Another popular option is a coordinated move by governments to ban the use of Bitcoin, which then no longer exists in any meaningful form. The economist Nouriel Roubini is certainly an advocate of this point of view.
However, these two threats are hardly feasible and are more likely to be driven by a bias towards Bitcoin.
Real threats
Gregory Maxwell and Cory Fields, two well-known Bitcoin contributors, instead presented more concrete ideas that could effectively end Bitcoin’s life.
Shared his thoughts on the Reddit forum, stating that the 51 percent attack was pretty unlikely and people were overly obsessed with this potential threat. More emphasis should be placed on what he calls Social Attack, an action that would jeopardize the decentralized nature of Bitcoin in favor of a more centralized model.
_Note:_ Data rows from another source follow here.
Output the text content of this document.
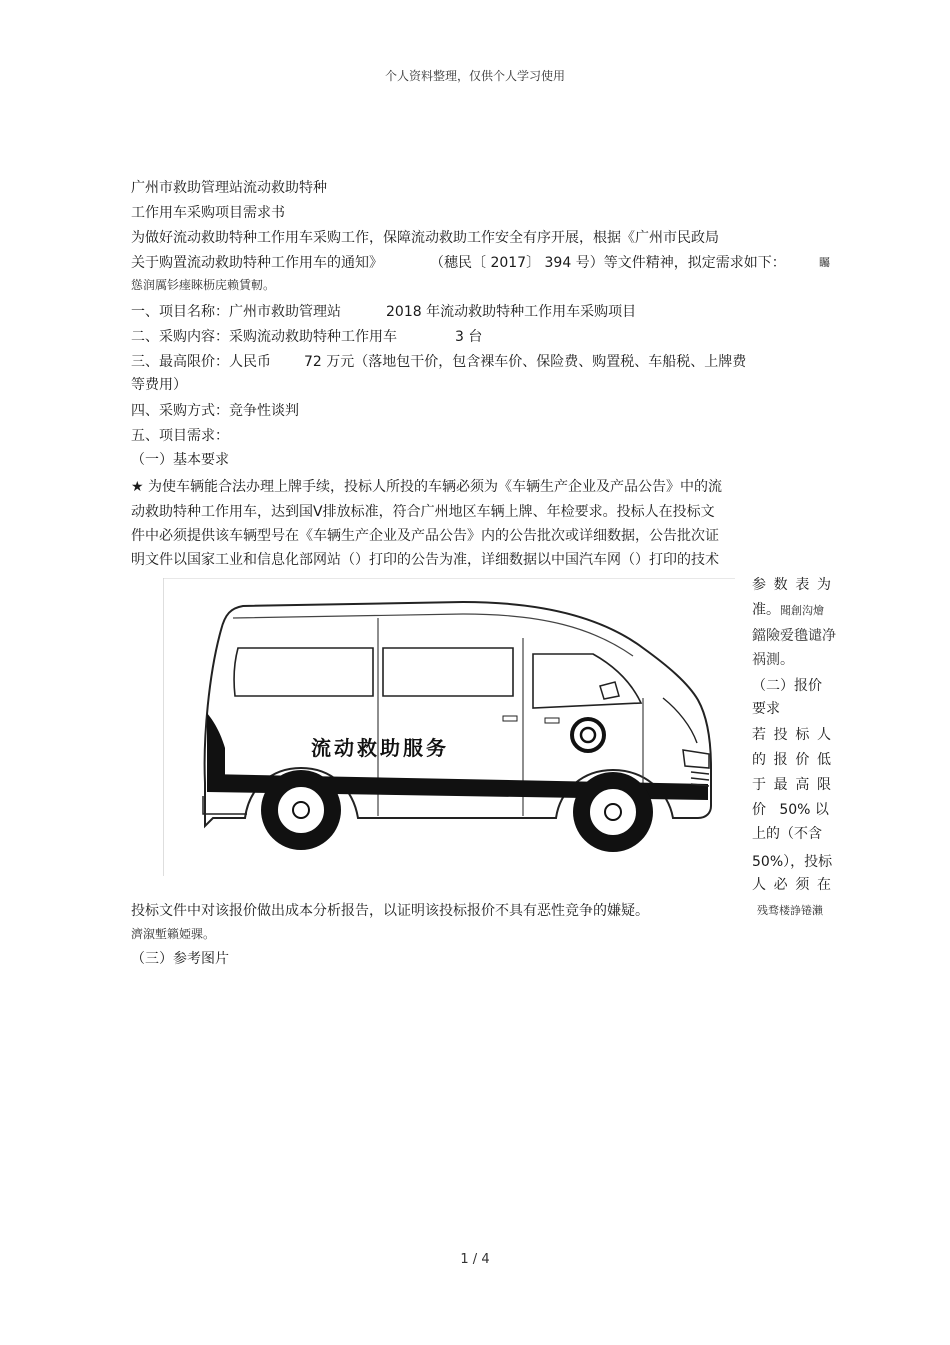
个人资料整理，仅供个人学习使用
广州市救助管理站流动救助特种
工作用车采购项目需求书
为做好流动救助特种工作用车采购工作，保障流动救助工作安全有序开展，根据《广州市民政局
关于购置流动救助特种工作用车的通知》	（穗民〔 2017〕 394 号）等文件精神，拟定需求如下：	矚
慫润厲钐瘗睞枥庑赖賃軔。
一、项目名称：广州市救助管理站	2018 年流动救助特种工作用车采购项目
二、采购内容：采购流动救助特种工作用车	3 台
三、最高限价：人民币 72 万元（落地包干价，包含裸车价、保险费、购置税、车船税、上牌费
等费用）
四、采购方式：竞争性谈判
五、项目需求：
（一）基本要求
★ 为使车辆能合法办理上牌手续，投标人所投的车辆必须为《车辆生产企业及产品公告》中的流
动救助特种工作用车，达到国Ⅴ排放标准，符合广州地区车辆上牌、年检要求。投标人在投标文
件中必须提供该车辆型号在《车辆生产企业及产品公告》内的公告批次或详细数据，公告批次证
明文件以国家工业和信息化部网站（）打印的公告为准，详细数据以中国汽车网（）打印的技术
参 数 表 为
准。聞創沟燴
鐺險爱氇谴净
祸測。
（二）报价
要求
若 投 标 人
的 报 价 低
于 最 高 限
价   50% 以
上的（不含
50%），投标
人 必 须 在
流动救助服务
投标文件中对该报价做出成本分析报告，以证明该投标报价不具有恶性竞争的嫌疑。	残骛楼諍锩瀨
濟溆塹籟婭骒。
（三）参考图片
1 / 4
This threat is much more real than it seems, as it has appeared in the past with cases like Bitcoin Cash and Bitcoin SV. The problem, according to Maxwell, is related to the public’s understanding of Bitcoin’s value proposition, which is decentralization.
In his opinion, people will “fail to understand, care about, and protect the decentralization properties that make them valuable over centralized alternatives.”
This would be the first reason fake decentralized projects could succeed at the expense of Bitcoin.
Cory Fields agrees with Blockstream’s former CTO on the risk of a 51 percent attack. However, during a talk at the MIT Media Lab Cryptoeconomic Systems Summit, Fields explains how an accidental mistake could be the Achilles heel for Bitcoin.
This type of threat is relatively common in cryptocurrency projects and also very difficult to get rid of as it requires a lot of work from the developers. For this very reason, the conclusion of Cory’s talk was a call for other Bitcoin developers to form a working group to reduce the incidence of this type of attack over the next 10 years.